O dérbi de Alvalade que fecha a primeira volta da Liga chega com o Benfica na frente do campeonato e o Sporting a 16 pontos de distância, um enorme fosso numa fase que tem sido de ascendente das águias. Mas o dérbi tem o dom de alimentar ilusões e acrescentar sempre enredos novos. Também para os treinadores. Será uma estreia para Silas e mais um grande desafio para Bruno Lage, dois treinadores que, tendo percursos muito diferentes, são da mesma idade, 43 anos, e estão ambos na fase inicial de carreiras ao mais alto nível. Mas há afinal mais pontos em comum, conta quem conhece ambos.
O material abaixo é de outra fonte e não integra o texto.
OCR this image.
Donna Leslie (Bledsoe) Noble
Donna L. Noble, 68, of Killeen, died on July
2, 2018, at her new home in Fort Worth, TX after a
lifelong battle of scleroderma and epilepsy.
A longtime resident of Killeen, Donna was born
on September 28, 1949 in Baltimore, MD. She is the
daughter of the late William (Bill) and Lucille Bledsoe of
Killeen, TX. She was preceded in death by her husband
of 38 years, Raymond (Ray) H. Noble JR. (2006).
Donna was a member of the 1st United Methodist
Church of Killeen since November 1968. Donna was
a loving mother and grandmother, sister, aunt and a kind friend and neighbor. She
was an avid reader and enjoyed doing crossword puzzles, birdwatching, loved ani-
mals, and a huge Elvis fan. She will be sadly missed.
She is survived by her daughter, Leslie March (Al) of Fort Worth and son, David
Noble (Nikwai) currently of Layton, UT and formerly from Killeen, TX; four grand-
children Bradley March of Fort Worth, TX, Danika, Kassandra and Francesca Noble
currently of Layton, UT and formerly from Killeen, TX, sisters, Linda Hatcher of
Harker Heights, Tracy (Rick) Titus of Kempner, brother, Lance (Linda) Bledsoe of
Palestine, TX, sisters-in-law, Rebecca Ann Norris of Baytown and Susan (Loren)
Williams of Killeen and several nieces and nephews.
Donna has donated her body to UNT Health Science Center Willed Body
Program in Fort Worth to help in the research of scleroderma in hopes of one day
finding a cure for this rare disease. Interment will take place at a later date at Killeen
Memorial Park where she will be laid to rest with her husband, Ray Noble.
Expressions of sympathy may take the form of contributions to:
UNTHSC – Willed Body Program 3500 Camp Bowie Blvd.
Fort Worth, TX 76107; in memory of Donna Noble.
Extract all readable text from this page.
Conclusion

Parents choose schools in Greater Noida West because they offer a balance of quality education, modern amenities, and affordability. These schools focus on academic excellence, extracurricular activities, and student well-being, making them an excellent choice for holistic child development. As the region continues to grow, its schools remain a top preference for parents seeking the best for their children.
Silas estreou-se como treinador há dois anos. Assumiu o Belenenses no final de janeiro de 2018, apenas seis meses depois de pôr o ponto final numa longa carreira, duas décadas e mais de 200 jogos na Liga, que passou por Espanha, Inglaterra, pelo Chipre e pela Índia e o levou até à Seleção Nacional, em 2003. Para Bruno Lage a aventura no banco como treinador principal à frente de uma equipa do primeiro escalão começou também em janeiro, um ano mais tarde. Acaba de cumprir um ano como treinador do Benfica, depois de meia época no Benfica B e de um longo percurso como técnico, de preparador físico a adjunto, da formação do V. Setúbal a Inglaterra e Gales ao lado de Carlos Carvalhal, com uma passagem pelos Emirados Árabes Unidos e vários anos nos escalões de formação do Benfica.

É aqui que entra André Carvalhas. Ou melhor, era lá que estava o médio ofensivo quando Bruno Lage chegou, em 2004, e começou a trabalhar com os juvenis do Benfica. Trabalharam juntos durante três temporadas, nos juvenis e nos juniores, e a relação ficou até hoje. Muitos anos mais tarde, André Carvalhas encontrou-se com Silas, ambos em campo. Essa história já virá.

Bruno Lage «é possivelmente a melhor pessoa que conheço no futebol»

Por agora, ela centra-se no Benfica, onde André Carvalhas conheceu o treinador, que hoje é indissociável do amigo. «Sou suspeito, tenho uma relação pessoal muito boa com ele. Trabalhámos juntos durante três anos, desde então mantivemos contacto. É possivelmente a melhor pessoa que conheço no futebol», diz o jogador do Cova da Piedade, hoje com 30 anos, ao Maisfutebol.

«Como treinador, tenho uma grande admiração e já tem mais que provas dadas. É um grande treinador e vai continuar a prová-lo. Tem muita responsabilidade no que está a acontecer no Benfica. A forma como pegou na equipa na época passada e conseguiu ser campeão foi a prova cabal do que conseguia fazer», observa: «Como condutor de homens também não restam dúvidas. A prova disso é a gestão que tem feito do plantel, em que toda a gente tem dado rendimento. O Benfica tem feito bons resultados, é líder do campeonato e tem sido a melhor equipa. E a nível pessoal é tão bom ou melhor do que como treinador.»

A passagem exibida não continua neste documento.